Scholium. Emotion underwrites personalization. Personalization, under neoliberalism, feeds normativity, human-capital self-channeling, and emotive swings toward a postnormative becoming-reactive of affirmative life forces, in strange oscillation and many a proliferating variation (among them, approaches to the limit where personalization approaches verge on and in some cases actually tip over into inhuman—monstrous, sociopathic—personification). Given the potency, polyvalence, and ubiquity of these operations, the merest emotional appeasement of the personal threatens to derail the deployment of postcapitalist potential.
T73
This is not to say that depersonalization is the answer.
Scholium. Depersonalization is the simple dialectical opposite of personalization. It is itself a kind of reaction-formation. It breeds monsters of its own (tending toward psychosis). It threatens to simply dis-integrate the person. The postcapitalist subject will not be an unintegrated person but a whole new animal. What is needed is an integral alter-formation.
T74
To begin with, what is needed is actually much more modest: an escape hatch.

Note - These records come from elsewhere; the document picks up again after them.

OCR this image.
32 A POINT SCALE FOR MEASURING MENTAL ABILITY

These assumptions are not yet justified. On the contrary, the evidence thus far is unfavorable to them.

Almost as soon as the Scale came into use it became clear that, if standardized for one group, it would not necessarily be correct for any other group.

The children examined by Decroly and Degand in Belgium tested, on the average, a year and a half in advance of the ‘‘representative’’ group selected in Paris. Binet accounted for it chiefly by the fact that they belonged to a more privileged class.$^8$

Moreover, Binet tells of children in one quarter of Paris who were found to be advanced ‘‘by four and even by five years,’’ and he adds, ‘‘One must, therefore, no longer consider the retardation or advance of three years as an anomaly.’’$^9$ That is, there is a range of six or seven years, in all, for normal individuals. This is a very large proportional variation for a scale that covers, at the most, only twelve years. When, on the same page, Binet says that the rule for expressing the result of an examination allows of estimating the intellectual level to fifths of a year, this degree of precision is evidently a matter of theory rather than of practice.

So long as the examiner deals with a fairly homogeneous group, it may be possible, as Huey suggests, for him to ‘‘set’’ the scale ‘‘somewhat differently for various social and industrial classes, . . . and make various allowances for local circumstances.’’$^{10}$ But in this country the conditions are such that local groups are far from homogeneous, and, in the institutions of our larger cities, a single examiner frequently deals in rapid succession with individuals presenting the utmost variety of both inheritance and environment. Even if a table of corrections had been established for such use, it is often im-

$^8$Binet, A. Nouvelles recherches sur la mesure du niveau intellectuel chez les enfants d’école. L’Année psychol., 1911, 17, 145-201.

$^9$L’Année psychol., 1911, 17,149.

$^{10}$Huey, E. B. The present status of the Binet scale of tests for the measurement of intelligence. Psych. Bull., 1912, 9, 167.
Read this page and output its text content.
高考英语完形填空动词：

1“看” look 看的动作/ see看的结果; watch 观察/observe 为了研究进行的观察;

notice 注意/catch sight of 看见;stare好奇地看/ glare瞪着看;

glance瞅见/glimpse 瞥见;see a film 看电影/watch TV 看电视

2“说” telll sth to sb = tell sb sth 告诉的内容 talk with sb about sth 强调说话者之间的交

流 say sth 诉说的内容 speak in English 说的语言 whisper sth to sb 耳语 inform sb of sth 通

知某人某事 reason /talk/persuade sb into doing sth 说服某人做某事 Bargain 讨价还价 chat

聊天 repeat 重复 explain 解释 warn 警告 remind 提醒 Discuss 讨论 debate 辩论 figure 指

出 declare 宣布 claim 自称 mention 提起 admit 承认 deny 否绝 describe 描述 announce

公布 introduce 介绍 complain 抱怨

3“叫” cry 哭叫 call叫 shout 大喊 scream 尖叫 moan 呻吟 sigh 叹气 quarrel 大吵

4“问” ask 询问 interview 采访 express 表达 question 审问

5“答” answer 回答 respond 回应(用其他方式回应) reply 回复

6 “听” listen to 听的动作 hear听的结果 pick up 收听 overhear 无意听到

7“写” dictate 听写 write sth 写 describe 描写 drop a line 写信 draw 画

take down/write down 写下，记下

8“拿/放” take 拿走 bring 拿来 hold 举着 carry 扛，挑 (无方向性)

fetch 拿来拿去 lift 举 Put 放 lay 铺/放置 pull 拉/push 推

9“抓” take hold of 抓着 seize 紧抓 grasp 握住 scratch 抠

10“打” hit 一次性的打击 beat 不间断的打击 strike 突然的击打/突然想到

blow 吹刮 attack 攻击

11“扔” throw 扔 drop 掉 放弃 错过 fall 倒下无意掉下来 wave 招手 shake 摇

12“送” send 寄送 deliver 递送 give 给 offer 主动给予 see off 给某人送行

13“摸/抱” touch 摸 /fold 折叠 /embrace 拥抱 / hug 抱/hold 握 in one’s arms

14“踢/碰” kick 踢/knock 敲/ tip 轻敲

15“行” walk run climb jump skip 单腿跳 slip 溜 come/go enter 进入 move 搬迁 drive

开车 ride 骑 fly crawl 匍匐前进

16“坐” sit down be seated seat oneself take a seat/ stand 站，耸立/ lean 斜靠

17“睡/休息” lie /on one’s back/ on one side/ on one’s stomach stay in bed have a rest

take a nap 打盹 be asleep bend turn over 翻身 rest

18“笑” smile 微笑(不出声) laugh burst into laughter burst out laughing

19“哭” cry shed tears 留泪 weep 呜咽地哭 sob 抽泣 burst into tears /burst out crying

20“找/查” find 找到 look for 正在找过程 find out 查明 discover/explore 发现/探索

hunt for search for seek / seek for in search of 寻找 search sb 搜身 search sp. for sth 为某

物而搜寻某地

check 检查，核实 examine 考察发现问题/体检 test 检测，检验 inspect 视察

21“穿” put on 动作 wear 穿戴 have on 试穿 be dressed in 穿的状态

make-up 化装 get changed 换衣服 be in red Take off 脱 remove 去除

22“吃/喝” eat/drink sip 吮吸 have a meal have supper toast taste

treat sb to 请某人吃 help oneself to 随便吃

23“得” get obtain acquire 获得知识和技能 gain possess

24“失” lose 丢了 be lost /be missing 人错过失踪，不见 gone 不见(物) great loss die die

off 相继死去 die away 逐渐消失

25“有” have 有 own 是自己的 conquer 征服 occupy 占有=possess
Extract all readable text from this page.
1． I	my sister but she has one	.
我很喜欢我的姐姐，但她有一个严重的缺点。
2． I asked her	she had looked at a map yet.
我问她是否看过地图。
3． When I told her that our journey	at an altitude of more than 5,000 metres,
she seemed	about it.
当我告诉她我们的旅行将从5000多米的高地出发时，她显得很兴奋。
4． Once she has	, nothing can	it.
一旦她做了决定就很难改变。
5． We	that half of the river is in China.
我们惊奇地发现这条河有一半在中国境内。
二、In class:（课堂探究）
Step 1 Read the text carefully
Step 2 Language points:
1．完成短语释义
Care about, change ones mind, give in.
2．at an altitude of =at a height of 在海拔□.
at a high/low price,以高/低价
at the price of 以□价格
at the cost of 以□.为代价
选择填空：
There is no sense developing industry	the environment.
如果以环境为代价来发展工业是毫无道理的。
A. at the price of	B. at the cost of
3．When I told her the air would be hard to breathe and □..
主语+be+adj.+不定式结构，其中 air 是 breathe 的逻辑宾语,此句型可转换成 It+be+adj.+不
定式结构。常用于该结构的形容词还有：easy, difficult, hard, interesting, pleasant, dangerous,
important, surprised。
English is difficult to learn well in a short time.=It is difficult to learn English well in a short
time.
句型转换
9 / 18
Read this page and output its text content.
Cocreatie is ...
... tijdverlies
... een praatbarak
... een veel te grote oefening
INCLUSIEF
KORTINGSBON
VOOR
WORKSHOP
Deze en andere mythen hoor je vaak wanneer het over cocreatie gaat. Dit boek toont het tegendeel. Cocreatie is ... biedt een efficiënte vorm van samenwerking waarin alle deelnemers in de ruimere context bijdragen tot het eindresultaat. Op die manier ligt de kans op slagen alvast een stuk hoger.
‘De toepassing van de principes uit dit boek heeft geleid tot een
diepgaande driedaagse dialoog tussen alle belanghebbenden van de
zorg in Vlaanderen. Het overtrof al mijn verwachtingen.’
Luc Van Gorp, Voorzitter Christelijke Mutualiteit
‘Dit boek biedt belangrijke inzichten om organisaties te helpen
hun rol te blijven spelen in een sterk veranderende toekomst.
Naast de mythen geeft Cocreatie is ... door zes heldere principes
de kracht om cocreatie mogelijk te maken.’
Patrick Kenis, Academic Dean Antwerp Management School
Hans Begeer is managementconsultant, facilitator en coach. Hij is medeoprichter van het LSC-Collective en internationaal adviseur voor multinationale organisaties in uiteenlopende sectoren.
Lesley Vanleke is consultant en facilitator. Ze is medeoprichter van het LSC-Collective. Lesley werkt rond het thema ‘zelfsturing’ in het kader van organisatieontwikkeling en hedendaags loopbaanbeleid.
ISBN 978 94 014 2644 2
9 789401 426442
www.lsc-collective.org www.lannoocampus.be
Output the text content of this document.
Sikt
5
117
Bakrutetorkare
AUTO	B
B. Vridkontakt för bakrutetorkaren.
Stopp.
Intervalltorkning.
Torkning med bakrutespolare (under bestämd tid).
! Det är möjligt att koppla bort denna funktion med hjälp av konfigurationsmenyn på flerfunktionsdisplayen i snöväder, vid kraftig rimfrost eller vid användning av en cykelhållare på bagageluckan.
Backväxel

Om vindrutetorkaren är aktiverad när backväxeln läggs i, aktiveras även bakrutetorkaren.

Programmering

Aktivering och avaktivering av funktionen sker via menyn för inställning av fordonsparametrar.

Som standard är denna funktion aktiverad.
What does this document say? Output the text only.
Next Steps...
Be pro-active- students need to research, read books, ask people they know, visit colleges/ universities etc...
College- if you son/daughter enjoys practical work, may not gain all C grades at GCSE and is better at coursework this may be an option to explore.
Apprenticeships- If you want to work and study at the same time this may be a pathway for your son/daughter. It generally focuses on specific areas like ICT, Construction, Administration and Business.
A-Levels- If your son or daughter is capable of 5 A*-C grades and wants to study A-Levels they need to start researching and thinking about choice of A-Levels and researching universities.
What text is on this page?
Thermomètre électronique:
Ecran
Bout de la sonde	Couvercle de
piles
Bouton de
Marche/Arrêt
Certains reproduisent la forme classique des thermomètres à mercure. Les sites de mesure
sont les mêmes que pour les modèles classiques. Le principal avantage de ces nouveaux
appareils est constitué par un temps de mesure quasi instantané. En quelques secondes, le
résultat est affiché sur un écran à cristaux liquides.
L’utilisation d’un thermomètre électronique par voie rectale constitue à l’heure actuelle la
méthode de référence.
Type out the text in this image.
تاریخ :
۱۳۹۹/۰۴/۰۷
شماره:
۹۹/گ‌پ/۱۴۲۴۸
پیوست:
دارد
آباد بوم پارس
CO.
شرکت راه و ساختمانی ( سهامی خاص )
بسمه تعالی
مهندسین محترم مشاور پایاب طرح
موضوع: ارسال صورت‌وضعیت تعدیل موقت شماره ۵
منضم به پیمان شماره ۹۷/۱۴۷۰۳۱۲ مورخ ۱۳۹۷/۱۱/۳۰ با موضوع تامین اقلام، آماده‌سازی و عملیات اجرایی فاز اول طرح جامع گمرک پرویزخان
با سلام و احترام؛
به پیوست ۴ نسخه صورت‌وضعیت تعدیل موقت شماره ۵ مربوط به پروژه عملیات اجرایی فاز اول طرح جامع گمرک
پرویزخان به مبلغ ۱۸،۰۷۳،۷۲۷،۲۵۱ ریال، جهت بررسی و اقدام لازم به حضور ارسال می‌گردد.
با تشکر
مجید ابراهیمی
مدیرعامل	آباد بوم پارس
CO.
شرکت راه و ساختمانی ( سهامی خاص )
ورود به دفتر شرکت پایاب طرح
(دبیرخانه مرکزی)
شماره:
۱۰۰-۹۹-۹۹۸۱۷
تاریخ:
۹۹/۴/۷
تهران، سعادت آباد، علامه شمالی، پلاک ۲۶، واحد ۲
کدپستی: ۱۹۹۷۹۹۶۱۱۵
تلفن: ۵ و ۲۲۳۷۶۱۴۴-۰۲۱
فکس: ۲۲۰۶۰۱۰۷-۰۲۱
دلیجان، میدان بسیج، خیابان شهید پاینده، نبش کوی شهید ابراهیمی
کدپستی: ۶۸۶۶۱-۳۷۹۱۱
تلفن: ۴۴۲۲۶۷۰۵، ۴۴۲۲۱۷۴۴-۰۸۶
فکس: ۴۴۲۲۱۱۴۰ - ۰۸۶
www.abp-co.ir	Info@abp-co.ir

Scholium. The postcapitalist future will grow in the pores of the capitalist field of life, in much the same way Marx said that capitalist society grew in the pores of feudalism. This resonates with what today is called prefigurative politics (the idea that our resistances to capital and power today must endeavor to embody embryonically the qualities that will characterize the postcapitalist future), The immediate task is to craft temporary autonomous zones that might release postcapitalist potential into the wild, to proliferate. These are not just vacuoles. They are full of hyperdifferentiation: a plethora of qualitative differentials in creative tension. They are not disorganized, but rather full to overflowing with alter-organization. The concept of alter-economic temporary autonomous zones as connected to the revaluation of values envisioned here is in dialogue with the original term (Bey 2003), but with differences of approach and emphasis, particularly as regards creative duplicity.
T75
To be at all sustainable, even temporarily, the autonomous zones must be able to interface with the existing economy. To do so, they must practice creative duplicity in relation to quantification and economization.
Scholium. Otherwise they will be crushed.